Les musulmans ( Fazlun Khalid ( Indonésie), Ibrahim Abouleish ( Egypte )) partagent cette vision du monde, selon laquelle l’humain n’a aucun droit de propriété sur la terre et que la logique de possession, qui se traduit par l’accumulation d’objets, contredit les valeurs de l’existence spirituelle.
Les conceptions religieuses pourraient aller du :
- Dualisme ontologique : Dieu est considéré comme éminemment transcendant, et le monde aucun lien sacré… l’écologie est alors profane et utilitaire
- Aux théories classiques des monothéismes …

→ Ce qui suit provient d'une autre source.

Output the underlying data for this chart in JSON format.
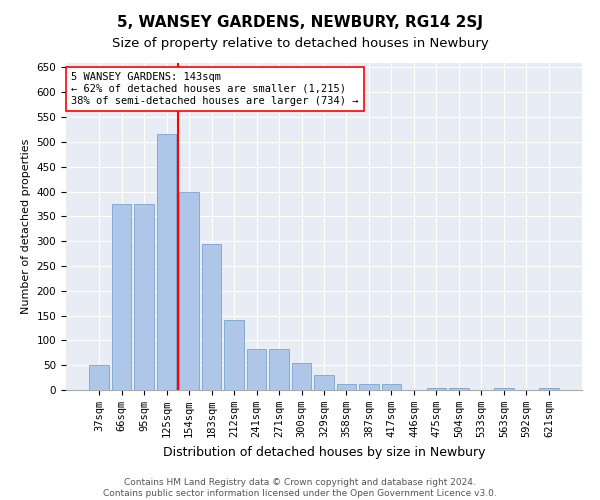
{
  "title": "5, WANSEY GARDENS, NEWBURY, RG14 2SJ",
  "subtitle": "Size of property relative to detached houses in Newbury",
  "xlabel": "Distribution of detached houses by size in Newbury",
  "ylabel": "Number of detached properties",
  "categories": [
    "37sqm",
    "66sqm",
    "95sqm",
    "125sqm",
    "154sqm",
    "183sqm",
    "212sqm",
    "241sqm",
    "271sqm",
    "300sqm",
    "329sqm",
    "358sqm",
    "387sqm",
    "417sqm",
    "446sqm",
    "475sqm",
    "504sqm",
    "533sqm",
    "563sqm",
    "592sqm",
    "621sqm"
  ],
  "values": [
    50,
    375,
    375,
    515,
    400,
    295,
    142,
    82,
    82,
    55,
    30,
    12,
    12,
    12,
    0,
    5,
    5,
    0,
    5,
    0,
    5
  ],
  "bar_color": "#aec7e8",
  "bar_edge_color": "#6699cc",
  "vline_x_index": 4,
  "vline_color": "red",
  "annotation_text": "5 WANSEY GARDENS: 143sqm\n← 62% of detached houses are smaller (1,215)\n38% of semi-detached houses are larger (734) →",
  "annotation_box_color": "white",
  "annotation_box_edge_color": "red",
  "ylim": [
    0,
    660
  ],
  "yticks": [
    0,
    50,
    100,
    150,
    200,
    250,
    300,
    350,
    400,
    450,
    500,
    550,
    600,
    650
  ],
  "background_color": "#e8edf5",
  "footer_line1": "Contains HM Land Registry data © Crown copyright and database right 2024.",
  "footer_line2": "Contains public sector information licensed under the Open Government Licence v3.0.",
  "title_fontsize": 11,
  "subtitle_fontsize": 9.5,
  "xlabel_fontsize": 9,
  "ylabel_fontsize": 8,
  "tick_fontsize": 7.5,
  "annotation_fontsize": 7.5,
  "footer_fontsize": 6.5
}
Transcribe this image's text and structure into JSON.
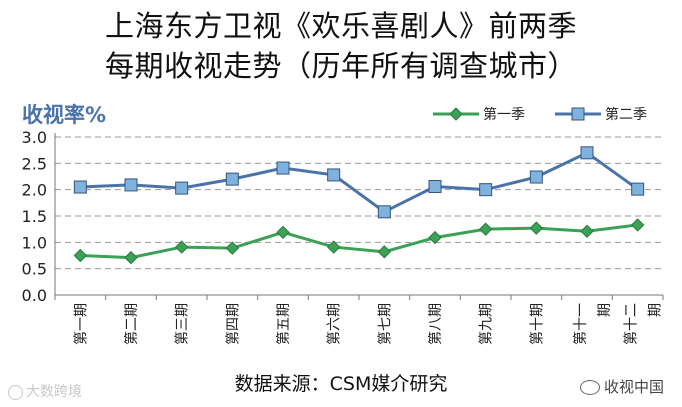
{
  "title_line1": "上海东方卫视《欢乐喜剧人》前两季",
  "title_line2": "每期收视走势（历年所有调查城市）",
  "source": "数据来源：CSM媒介研究",
  "watermark_left": "大数跨境",
  "watermark_right": "收视中国",
  "chart_data": {
    "type": "line",
    "ylabel": "收视率%",
    "ylim": [
      0,
      3.0
    ],
    "yticks": [
      "0.0",
      "0.5",
      "1.0",
      "1.5",
      "2.0",
      "2.5",
      "3.0"
    ],
    "grid": true,
    "legend_position": "top-right",
    "categories": [
      "第一期",
      "第二期",
      "第三期",
      "第四期",
      "第五期",
      "第六期",
      "第七期",
      "第八期",
      "第九期",
      "第十期",
      "第十一期",
      "第十二期"
    ],
    "series": [
      {
        "name": "第一季",
        "color": "#3aa155",
        "marker": "diamond",
        "values": [
          0.75,
          0.71,
          0.91,
          0.89,
          1.19,
          0.91,
          0.82,
          1.09,
          1.25,
          1.27,
          1.21,
          1.33
        ]
      },
      {
        "name": "第二季",
        "color": "#4a73aa",
        "marker": "square",
        "values": [
          2.05,
          2.09,
          2.03,
          2.2,
          2.41,
          2.28,
          1.58,
          2.06,
          2.0,
          2.24,
          2.7,
          2.01
        ]
      }
    ]
  }
}
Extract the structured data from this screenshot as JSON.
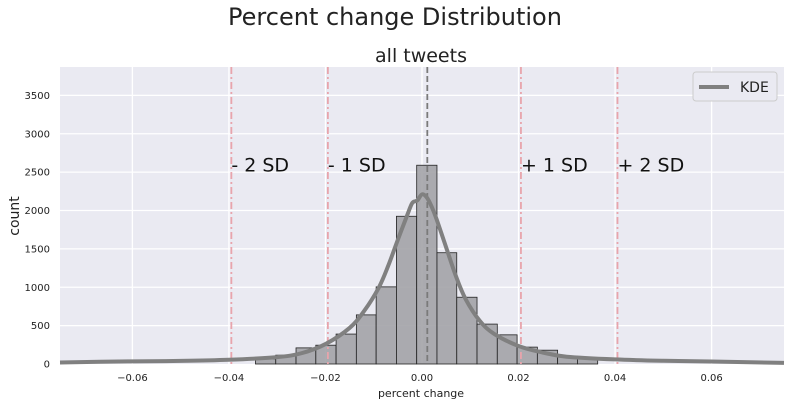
{
  "chart_data": {
    "type": "bar",
    "suptitle": "Percent change Distribution",
    "title": "all tweets",
    "xlabel": "percent change",
    "ylabel": "count",
    "xlim": [
      -0.075,
      0.075
    ],
    "ylim": [
      0,
      3870
    ],
    "grid": true,
    "legend_position": "top-right",
    "x_ticks": [
      -0.06,
      -0.04,
      -0.02,
      0.0,
      0.02,
      0.04,
      0.06
    ],
    "x_tick_labels": [
      "−0.06",
      "−0.04",
      "−0.02",
      "0.00",
      "0.02",
      "0.04",
      "0.06"
    ],
    "y_ticks": [
      0,
      500,
      1000,
      1500,
      2000,
      2500,
      3000,
      3500
    ],
    "y_tick_labels": [
      "0",
      "500",
      "1000",
      "1500",
      "2000",
      "2500",
      "3000",
      "3500"
    ],
    "histogram": {
      "bin_edges": [
        -0.0345,
        -0.0303,
        -0.0261,
        -0.022,
        -0.0178,
        -0.0136,
        -0.0095,
        -0.0053,
        -0.0011,
        0.0031,
        0.0072,
        0.0114,
        0.0156,
        0.0197,
        0.0239,
        0.0281,
        0.0322,
        0.0364
      ],
      "counts": [
        65,
        115,
        210,
        245,
        390,
        640,
        1005,
        1925,
        2590,
        1450,
        870,
        520,
        380,
        220,
        180,
        100,
        75
      ],
      "color": "#a3a3a7"
    },
    "series": [
      {
        "name": "KDE",
        "color": "#808080",
        "x": [
          -0.075,
          -0.06,
          -0.05,
          -0.04,
          -0.03,
          -0.025,
          -0.02,
          -0.015,
          -0.012,
          -0.009,
          -0.007,
          -0.005,
          -0.003,
          -0.002,
          -0.001,
          0.0,
          0.001,
          0.002,
          0.003,
          0.005,
          0.007,
          0.009,
          0.012,
          0.015,
          0.02,
          0.025,
          0.03,
          0.04,
          0.05,
          0.06,
          0.075
        ],
        "y": [
          20,
          35,
          40,
          55,
          90,
          140,
          260,
          470,
          690,
          990,
          1280,
          1620,
          1950,
          2100,
          2130,
          2210,
          2170,
          2050,
          1890,
          1520,
          1150,
          850,
          560,
          390,
          235,
          150,
          95,
          60,
          42,
          32,
          15
        ]
      }
    ],
    "reference_lines": [
      {
        "x": 0.0011,
        "color": "#7a7a7a",
        "style": "dashed"
      },
      {
        "x": -0.0395,
        "color": "#e8a4ac",
        "style": "dashdot"
      },
      {
        "x": -0.0195,
        "color": "#e8a4ac",
        "style": "dashdot"
      },
      {
        "x": 0.0205,
        "color": "#e8a4ac",
        "style": "dashdot"
      },
      {
        "x": 0.0405,
        "color": "#e8a4ac",
        "style": "dashdot"
      }
    ],
    "annotations": [
      {
        "text": "- 2 SD",
        "x": -0.0395,
        "y": 2600
      },
      {
        "text": "- 1 SD",
        "x": -0.0195,
        "y": 2600
      },
      {
        "text": "+ 1 SD",
        "x": 0.0205,
        "y": 2600
      },
      {
        "text": "+ 2 SD",
        "x": 0.0405,
        "y": 2600
      }
    ],
    "background_color": "#eaeaf2"
  }
}
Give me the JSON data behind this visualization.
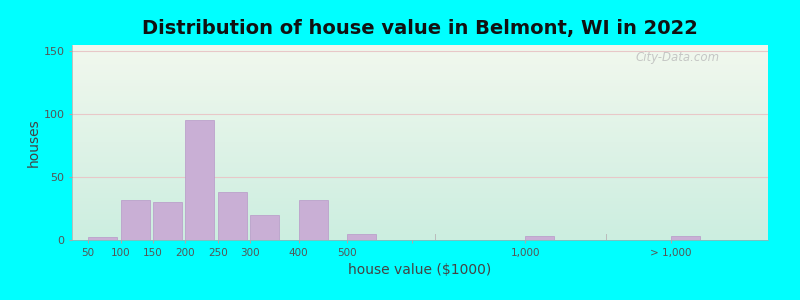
{
  "title": "Distribution of house value in Belmont, WI in 2022",
  "xlabel": "house value ($1000)",
  "ylabel": "houses",
  "bar_color": "#c9afd5",
  "bar_edgecolor": "#b898c8",
  "background_top": "#f2f8ee",
  "background_bottom": "#cceee0",
  "outer_bg": "#00ffff",
  "yticks": [
    0,
    50,
    100,
    150
  ],
  "ylim": [
    0,
    155
  ],
  "grid_color": "#e8c8c8",
  "bar_heights": [
    2,
    32,
    30,
    95,
    38,
    20,
    32,
    5,
    3,
    3
  ],
  "disp_positions": [
    0,
    10,
    20,
    30,
    40,
    50,
    65,
    80,
    135,
    180
  ],
  "disp_bar_width": 9,
  "far_bar_width": 9,
  "xlim": [
    -5,
    210
  ],
  "xtick_pos": [
    0,
    10,
    20,
    30,
    40,
    50,
    65,
    80,
    100,
    135,
    180
  ],
  "xtick_labels": [
    "50",
    "100",
    "150",
    "200",
    "250",
    "300",
    "400",
    "500",
    "",
    "1,000",
    "> 1,000"
  ],
  "watermark": "City-Data.com",
  "title_fontsize": 14,
  "axis_label_fontsize": 10
}
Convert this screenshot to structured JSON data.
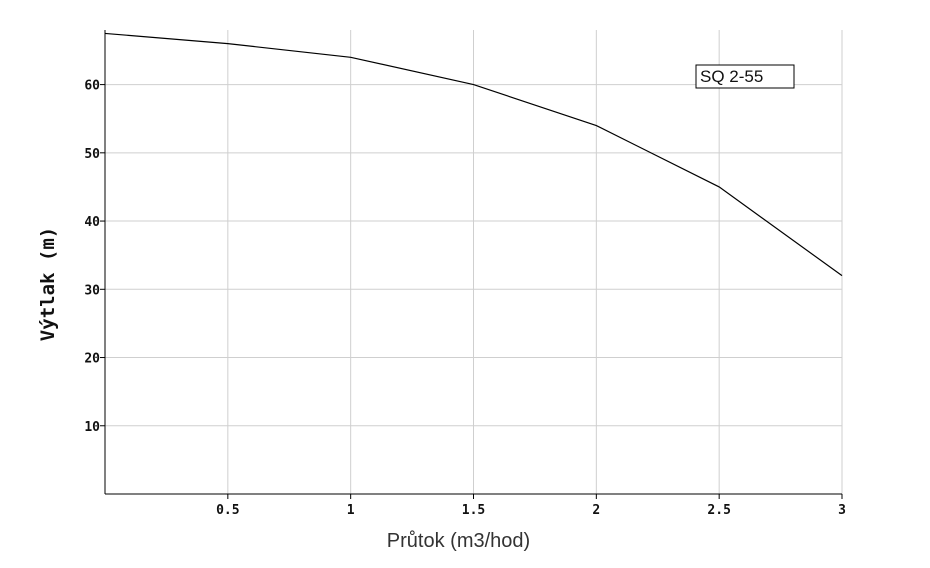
{
  "chart_data": {
    "type": "line",
    "title": "",
    "xlabel": "Průtok (m3/hod)",
    "ylabel": "Výtlak (m)",
    "xlim": [
      0,
      3
    ],
    "ylim": [
      0,
      68
    ],
    "x_ticks": [
      0.5,
      1,
      1.5,
      2,
      2.5,
      3
    ],
    "x_tick_labels": [
      "0.5",
      "1",
      "1.5",
      "2",
      "2.5",
      "3"
    ],
    "y_ticks": [
      10,
      20,
      30,
      40,
      50,
      60
    ],
    "y_tick_labels": [
      "10",
      "20",
      "30",
      "40",
      "50",
      "60"
    ],
    "grid": true,
    "legend_position": "top-right",
    "series": [
      {
        "name": "SQ 2-55",
        "color": "#000000",
        "x": [
          0,
          0.5,
          1,
          1.5,
          2,
          2.5,
          3
        ],
        "y": [
          67.5,
          66,
          64,
          60,
          54,
          45,
          32
        ]
      }
    ]
  },
  "colors": {
    "grid": "#cfcfcf",
    "axis": "#000000",
    "line": "#000000"
  }
}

- Au panthéisme ou à l’animisme, dans lesquels Dieu est identifié au monde, la nature est sacrée car divine… ( immanence ..)
- Jusqu’au panenthéisme :
conception dans laquelle est affirmé que « Tout se trouve en Dieu ». La création ne serait que le pôle manifesté de Dieu… Tout a une âme … L’ésotérisme de diverses religions y
puisent…
Aujourd’hui, les grands courants spirituels participent activement au nouveau défi écologique :
- Le bouddhisme socialement engagé rappelle la non cohérence du bouddhisme avec le consumérisme
- En France la dynamique écospirituelle est portée par des sœurs orthodoxes ( Solan ), par Pierre Rabhi agronome, lama Denys Rimpoché du sangha Rimay ( notion d’interdépendance …)
- Le CCFD mouvement chrétien qui s’engage dans un travail de conscientisation sociale et individuelle à propos de l’écologie ( réflexion Nord-sud, les conséquences de l’hyperconsommation ..)
( Synthèse personnelle d’un dossier du ‘ Monde des Religions ‘ )
J. MOINGT La mort, la résurrection - la Vie …:
Les notes, ci-dessous, sont retranscrites à partir de ce que j’ai entendu d’un entretien avec Joseph MOINGT, un théologien prêtre jésuite, que j’écoute ou que je lis - avec la joie de comprendre ce dont j’ai l’intuition en lisant les Evangiles… J’adhère à tout ce qu’il exprime…
La résurrection est commencée avec la création : nous sommes appelés à vivre éternellement avec Dieu, à condition d’orienter notre
existence dans le sens de la gratuité , la gratuité d’une vie qui coopère à la création … Dieu donne La vie , en donnant Sa vie.
« Ce que vous avez reçu gratuitement, donnez le gratuitement ». Nous sommes débiteurs de la création, des autres… Grâce à eux nous sommes en lien avec le « Corps de Christ » ; avec eux nous empruntons un chemin vers ce qui se construit : le royaume ( ou le règne ) de Dieu. Le Royaume arrive avec la Résurrection, Saint Paul annonce tantôt l’un, tantôt l’autre …. La Résurrection est un processus : c’est la vie qui se dégage de la mort. Nous entrons dans ce process dès que nous entreprenons de vivre gratuitement, et cela commence avant notre mort… Notre résurrection se fait par notre travail dans le monde, sur le monde, pour le monde… Nous œuvrons pour rendre la terre plus habitable à chacun, plus accueillante…Ce qui impose des actes de dépossession, ce que St-Paul appelle « mourir au vieil homme », c‘est à dire à l’égoïsme… Nous devenons créature nouvelle et semence de nouveauté…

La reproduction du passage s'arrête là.